En poursuivant votre navigation sur ce site, vous acceptez l'utilisation de cookies. Ces derniers assurent le bon fonctionnement de nos services. En savoir plus.

21/07/2012

Morceaux choisis - Charles Ferdinand Ramuz

Charles Ferdinand Ramuz

atelier-de-cezanne.jpg

Faut-il parler de ce petit voyage? Faut-il dire comment on prend le tramway sur une place tout à côté de la Cannebière, et il ne part pas tout de suite, certes, n'étant pas pressé, mais il fait si beau? C'est un matin d'automne à Marseille, et l'automne y est chaud comme les étés de chez nous, mais une brise vient de la mer; qu'est-ce qu'il y a donc qu'on soit pareillement heureux?

Est-ce l'animation de la rue, toutes ces filles en cheveux, si parfaitement coiffées et chaussées (et le reste va comme il peut), l'heureux débraillé d'une foule qui tourne vite à la cohue, ces uniformes, ces cols bleus, ces turbans, ces robes, ces fez? Mais il se fait, comme ça, tout de suite, un changement dans votre nature: tout vous paraît à sa place, tout vous paraît arrangé pour le mieux. On demande à l'employé quelle est la durée du trajet; il n'y a pas que l'accent qui enchante quand il vous répond sans sourire: Deux heures, sauf "accidents de route". Y croirait-on, qu'ils ne nous feraient pas peur, ces accidents de route-là; on s'amuse d'avance d'un déraillement possible; ou bien est-ce qu'il y aurait des pilleurs de trains, comme dans le Far-West, qui seraient embusqués, quelque part, au bord de la route, guettant l'Anglais cossu, qui, d'ailleurs, fait défaut? 

Je voyage en compagnie de quatre ou cinq jeunes gens du pays, qui viennent de passer devant le conseil de révision, à cause de quoi ils ont arboré à leur boutonnière des flots de rubans tricolores. Ils parlent entre eux posément; ils sont maigres, plutôt grands et pas toujours noirs, graves, avec des gestes sobres. Rien de cette grosse vulgarité, que je craignais de trouver ici; un mélange de réserve et de confiance dans la bonhomie qui tout de suite m'avait frappé, étant juste le contraire de ce à quoi je m'attendais; une apparente naïveté parfois qui n'est qu'un masque mis sur beaucoup de finesse, de l'ardeur peut-être, mais qui se contient.

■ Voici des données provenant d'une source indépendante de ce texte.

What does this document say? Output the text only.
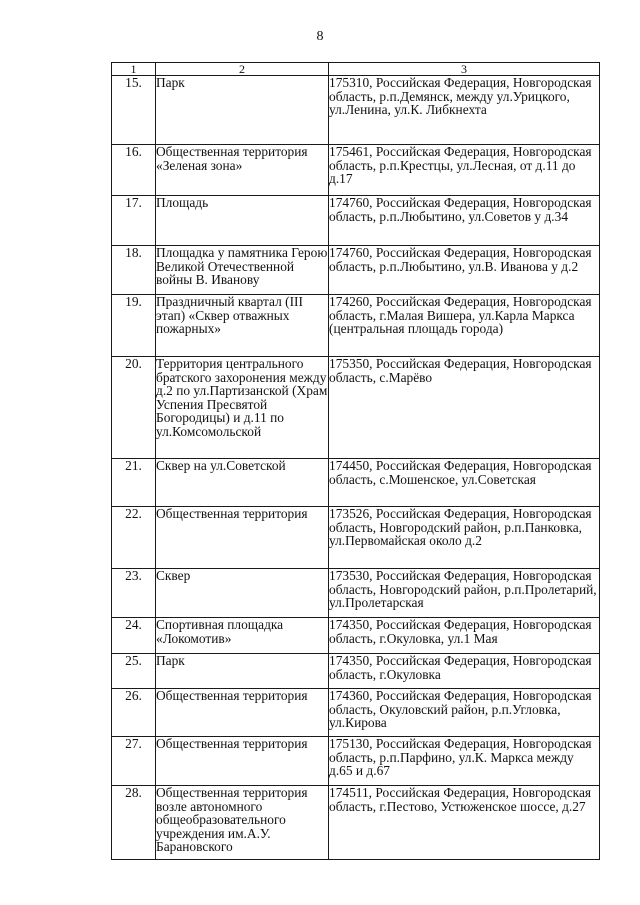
8
1	2	3
15.	Парк	175310, Российская Федерация, Новгородская область, р.п.Демянск, между ул.Урицкого, ул.Ленина, ул.К. Либкнехта
16.	Общественная территория «Зеленая зона»	175461, Российская Федерация, Новгородская область, р.п.Крестцы, ул.Лесная, от д.11 до д.17
17.	Площадь	174760, Российская Федерация, Новгородская область, р.п.Любытино, ул.Советов у д.34
18.	Площадка у памятника Герою Великой Отечественной войны В. Иванову	174760, Российская Федерация, Новгородская область, р.п.Любытино, ул.В. Иванова у д.2
19.	Праздничный квартал (III этап) «Сквер отважных пожарных»	174260, Российская Федерация, Новгородская область, г.Малая Вишера, ул.Карла Маркса (центральная площадь города)
20.	Территория центрального братского захоронения между д.2 по ул.Партизанской (Храм Успения Пресвятой Богородицы) и д.11 по ул.Комсомольской	175350, Российская Федерация, Новгородская область, с.Марёво
21.	Сквер на ул.Советской	174450, Российская Федерация, Новгородская область, с.Мошенское, ул.Советская
22.	Общественная территория	173526, Российская Федерация, Новгородская область, Новгородский район, р.п.Панковка, ул.Первомайская около д.2
23.	Сквер	173530, Российская Федерация, Новгородская область, Новгородский район, р.п.Пролетарий, ул.Пролетарская
24.	Спортивная площадка «Локомотив»	174350, Российская Федерация, Новгородская область, г.Окуловка, ул.1 Мая
25.	Парк	174350, Российская Федерация, Новгородская область, г.Окуловка
26.	Общественная территория	174360, Российская Федерация, Новгородская область, Окуловский район, р.п.Угловка, ул.Кирова
27.	Общественная территория	175130, Российская Федерация, Новгородская область, р.п.Парфино, ул.К. Маркса между д.65 и д.67
28.	Общественная территория возле автономного общеобразовательного учреждения им.А.У. Барановского	174511, Российская Федерация, Новгородская область, г.Пестово, Устюженское шоссе, д.27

On longe d'abord par derrière (autant qu'il m'en souvient) les entrepôts du port; ensuite seulement on commence à monter. C'est un quartier d'usines et surtout de savonneries, comme on le devine à l'odeur; de grandes cheminées fument sur notre gauche, sans parvenir pourtant à ternir la pureté du grand ciel, qui est presque noir, tant il est bleu. Plus on va, plus on s'élève: les usines ont fait place à des petites maisons basses, nues, simples de lignes, passées à la chaux, le toit de tuiles jaunes coupé au ras des murs; alors on commence à voir se lever les premières falaises rousses, couronnées de pins; et la mer qui s'aperçoit toujours par les vides entre les feuillages est une mer qu'on domine, une mer vue d'en haut.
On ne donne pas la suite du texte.